For more information or to speak to a an APP representative, contact Liz Morrison on 07711 558 296, email@example.com
Anyone affected by postpartum psychosis, now or many years ago, can access support from APP, including an NI Peer Support Group for mothers who have experienced it at any time. Email firstname.lastname@example.org for more information. For more information on postpartum psychosis and support available go to www.app-network.org
Northern Ireland is the only part of the United Kingdom that doesn’t have a Mother and Baby Unit (MBU), which provides specialist inpatient care for mums experiencing severe postnatal illness and their babies. Instead, mothers are admitted to general acute psychiatric wards for non-specialist treatment, separating them from babies.
An MBU provides specialist care for both mum and baby. Mental health teams with specialist training are able to provide the best care, for example: prescribing drugs that are suitable for use in the perinatal period; supporting the mother-infant relationship and the development of parenting skills; providing adequate postpartum physical care and appropriate facilities (such as nappy changing, milk fridges, play areas, safe places for older siblings to visit).
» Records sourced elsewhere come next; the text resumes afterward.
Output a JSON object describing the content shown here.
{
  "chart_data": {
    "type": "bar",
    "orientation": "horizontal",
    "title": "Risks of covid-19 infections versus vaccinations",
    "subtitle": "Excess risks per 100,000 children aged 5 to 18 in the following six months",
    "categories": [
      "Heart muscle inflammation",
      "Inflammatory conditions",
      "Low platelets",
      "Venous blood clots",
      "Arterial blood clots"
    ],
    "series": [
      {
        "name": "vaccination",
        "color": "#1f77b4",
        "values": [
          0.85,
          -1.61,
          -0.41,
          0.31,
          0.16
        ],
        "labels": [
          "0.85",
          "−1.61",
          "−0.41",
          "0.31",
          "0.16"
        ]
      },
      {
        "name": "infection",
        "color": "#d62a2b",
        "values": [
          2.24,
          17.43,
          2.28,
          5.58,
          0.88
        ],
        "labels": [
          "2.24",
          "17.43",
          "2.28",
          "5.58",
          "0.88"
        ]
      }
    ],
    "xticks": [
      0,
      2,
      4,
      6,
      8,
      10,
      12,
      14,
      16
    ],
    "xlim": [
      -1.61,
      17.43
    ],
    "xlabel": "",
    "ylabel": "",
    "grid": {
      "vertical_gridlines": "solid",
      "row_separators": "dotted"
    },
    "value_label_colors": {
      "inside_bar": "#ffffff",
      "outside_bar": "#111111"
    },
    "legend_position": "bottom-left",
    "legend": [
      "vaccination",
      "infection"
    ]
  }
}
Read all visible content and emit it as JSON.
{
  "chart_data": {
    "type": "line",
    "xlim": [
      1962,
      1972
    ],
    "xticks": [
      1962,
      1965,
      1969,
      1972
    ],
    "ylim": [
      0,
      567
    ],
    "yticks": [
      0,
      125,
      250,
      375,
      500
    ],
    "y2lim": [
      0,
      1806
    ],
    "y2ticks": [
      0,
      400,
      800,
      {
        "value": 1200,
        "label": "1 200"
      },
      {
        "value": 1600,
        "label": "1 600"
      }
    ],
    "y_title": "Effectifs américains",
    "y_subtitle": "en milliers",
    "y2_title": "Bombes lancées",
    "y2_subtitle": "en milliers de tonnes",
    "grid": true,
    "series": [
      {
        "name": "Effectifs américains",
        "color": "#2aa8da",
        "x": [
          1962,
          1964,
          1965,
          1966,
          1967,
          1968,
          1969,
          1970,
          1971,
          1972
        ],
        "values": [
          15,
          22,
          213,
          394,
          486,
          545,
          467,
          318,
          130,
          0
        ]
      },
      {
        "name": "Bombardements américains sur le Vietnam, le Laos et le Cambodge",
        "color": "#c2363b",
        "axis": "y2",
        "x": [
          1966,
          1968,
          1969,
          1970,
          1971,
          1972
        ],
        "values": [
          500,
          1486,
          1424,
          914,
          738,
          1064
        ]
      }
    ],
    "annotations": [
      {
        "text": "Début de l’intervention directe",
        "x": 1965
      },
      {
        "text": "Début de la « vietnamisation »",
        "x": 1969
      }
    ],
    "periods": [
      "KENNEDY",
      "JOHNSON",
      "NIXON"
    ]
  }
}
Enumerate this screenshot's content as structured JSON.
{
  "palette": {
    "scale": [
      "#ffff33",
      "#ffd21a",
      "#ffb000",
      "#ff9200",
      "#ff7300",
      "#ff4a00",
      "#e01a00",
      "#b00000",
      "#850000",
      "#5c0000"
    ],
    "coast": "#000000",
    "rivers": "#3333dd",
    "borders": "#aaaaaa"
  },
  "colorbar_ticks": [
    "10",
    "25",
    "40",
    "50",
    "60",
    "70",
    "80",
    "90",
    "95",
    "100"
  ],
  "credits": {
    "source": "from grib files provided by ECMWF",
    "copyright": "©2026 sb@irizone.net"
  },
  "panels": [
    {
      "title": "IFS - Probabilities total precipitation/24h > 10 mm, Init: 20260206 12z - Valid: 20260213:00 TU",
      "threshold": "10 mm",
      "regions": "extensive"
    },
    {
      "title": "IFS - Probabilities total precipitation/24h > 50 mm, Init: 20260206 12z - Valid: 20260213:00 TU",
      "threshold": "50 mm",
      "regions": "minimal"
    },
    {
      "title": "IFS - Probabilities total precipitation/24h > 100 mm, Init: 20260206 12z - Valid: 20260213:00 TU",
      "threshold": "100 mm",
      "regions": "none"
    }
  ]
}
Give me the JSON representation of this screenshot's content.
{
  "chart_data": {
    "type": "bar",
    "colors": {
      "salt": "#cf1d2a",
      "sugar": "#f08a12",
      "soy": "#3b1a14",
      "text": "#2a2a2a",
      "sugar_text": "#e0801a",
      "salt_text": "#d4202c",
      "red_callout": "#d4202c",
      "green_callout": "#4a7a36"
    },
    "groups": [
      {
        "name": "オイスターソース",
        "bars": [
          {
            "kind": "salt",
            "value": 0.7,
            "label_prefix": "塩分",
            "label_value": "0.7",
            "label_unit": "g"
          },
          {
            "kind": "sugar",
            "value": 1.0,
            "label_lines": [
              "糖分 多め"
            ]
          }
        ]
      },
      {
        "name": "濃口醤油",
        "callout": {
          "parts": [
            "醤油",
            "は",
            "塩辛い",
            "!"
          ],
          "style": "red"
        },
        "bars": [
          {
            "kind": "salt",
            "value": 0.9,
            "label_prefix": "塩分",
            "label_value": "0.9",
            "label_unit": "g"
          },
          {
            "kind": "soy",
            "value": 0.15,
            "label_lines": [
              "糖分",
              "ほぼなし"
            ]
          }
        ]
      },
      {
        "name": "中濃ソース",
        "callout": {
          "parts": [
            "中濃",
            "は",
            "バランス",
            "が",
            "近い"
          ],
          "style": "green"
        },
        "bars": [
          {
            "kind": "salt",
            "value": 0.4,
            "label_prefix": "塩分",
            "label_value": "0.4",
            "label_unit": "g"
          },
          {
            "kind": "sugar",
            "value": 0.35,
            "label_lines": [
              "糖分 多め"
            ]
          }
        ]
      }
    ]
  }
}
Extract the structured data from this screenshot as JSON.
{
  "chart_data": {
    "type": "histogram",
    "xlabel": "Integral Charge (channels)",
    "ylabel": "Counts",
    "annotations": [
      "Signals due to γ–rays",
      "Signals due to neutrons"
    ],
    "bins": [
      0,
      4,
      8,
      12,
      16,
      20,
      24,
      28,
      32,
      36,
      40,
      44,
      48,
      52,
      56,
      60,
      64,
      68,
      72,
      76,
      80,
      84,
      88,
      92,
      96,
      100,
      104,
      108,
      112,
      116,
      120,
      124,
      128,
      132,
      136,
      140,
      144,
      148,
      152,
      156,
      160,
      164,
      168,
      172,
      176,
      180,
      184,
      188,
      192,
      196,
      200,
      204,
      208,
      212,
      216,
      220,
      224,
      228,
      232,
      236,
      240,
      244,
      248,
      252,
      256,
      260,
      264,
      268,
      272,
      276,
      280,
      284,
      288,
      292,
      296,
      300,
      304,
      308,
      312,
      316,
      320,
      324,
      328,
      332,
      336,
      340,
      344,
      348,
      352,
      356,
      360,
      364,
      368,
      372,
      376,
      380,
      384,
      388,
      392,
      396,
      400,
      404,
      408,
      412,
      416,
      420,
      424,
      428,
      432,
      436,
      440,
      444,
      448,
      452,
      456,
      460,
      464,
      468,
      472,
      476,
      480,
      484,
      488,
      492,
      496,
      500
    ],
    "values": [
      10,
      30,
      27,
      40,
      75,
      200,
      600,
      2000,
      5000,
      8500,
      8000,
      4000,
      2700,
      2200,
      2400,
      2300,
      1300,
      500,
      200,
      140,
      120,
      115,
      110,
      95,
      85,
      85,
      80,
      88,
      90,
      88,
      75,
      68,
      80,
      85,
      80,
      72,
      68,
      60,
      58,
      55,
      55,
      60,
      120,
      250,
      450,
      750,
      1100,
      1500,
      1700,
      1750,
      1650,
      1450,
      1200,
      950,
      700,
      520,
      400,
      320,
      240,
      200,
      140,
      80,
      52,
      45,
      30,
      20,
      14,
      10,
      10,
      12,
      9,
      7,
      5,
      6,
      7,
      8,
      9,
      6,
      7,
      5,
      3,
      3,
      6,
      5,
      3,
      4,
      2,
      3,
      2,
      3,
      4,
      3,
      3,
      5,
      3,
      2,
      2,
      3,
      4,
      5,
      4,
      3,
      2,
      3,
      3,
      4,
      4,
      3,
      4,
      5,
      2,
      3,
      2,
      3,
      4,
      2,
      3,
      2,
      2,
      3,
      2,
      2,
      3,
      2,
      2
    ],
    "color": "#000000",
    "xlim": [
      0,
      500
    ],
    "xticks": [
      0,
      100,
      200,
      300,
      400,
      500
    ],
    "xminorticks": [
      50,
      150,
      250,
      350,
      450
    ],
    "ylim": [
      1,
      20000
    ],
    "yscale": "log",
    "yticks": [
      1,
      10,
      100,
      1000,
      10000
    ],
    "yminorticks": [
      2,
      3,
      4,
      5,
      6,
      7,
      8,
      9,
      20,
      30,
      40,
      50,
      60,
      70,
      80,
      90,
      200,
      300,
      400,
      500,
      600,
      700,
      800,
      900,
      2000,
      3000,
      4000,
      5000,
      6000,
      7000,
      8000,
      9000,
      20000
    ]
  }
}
One in 5 women will experience mental health problems during pregnancy or after birth. Around 1000 women each year in Northern Ireland will develop a severe postnatal illness. This can include postpartum psychosis, severe depression and anxiety, and obsessive compulsive disorder. Between 84 and 122 will need admission to hospital. Suicide is the leading cause of maternal death, but with the right care is almost always preventable.
Postpartum mental health problems, in particular postpartum psychosis, can come on and escalate very quickly. This is not rare. The charity, Action on Postpartum Psychosis, who have recently set up a peer support group for women in NI who have experienced PP, estimates that 35 women in NI will develop the illness each year. While women with bipolar disorder are more likely to develop postpartum psychosis, 50% of cases are ‘out of the blue’, to women who have experienced no previous mental health problems.
The risk was highlighted at the 2022 inquest into the tragic death of Orlaith Quinn, who took her own life on a maternity ward while experiencing postpartum psychosis. The Coroner called for an MBU in NI.
According to the Confidential ENquiries into Maternal Deaths, suicide was the leading cause of maternal death in the first year after birth in the UK.
APP’s NI MBU campaign is supported by a grant from Rosa’s Voices from the Frontline fund.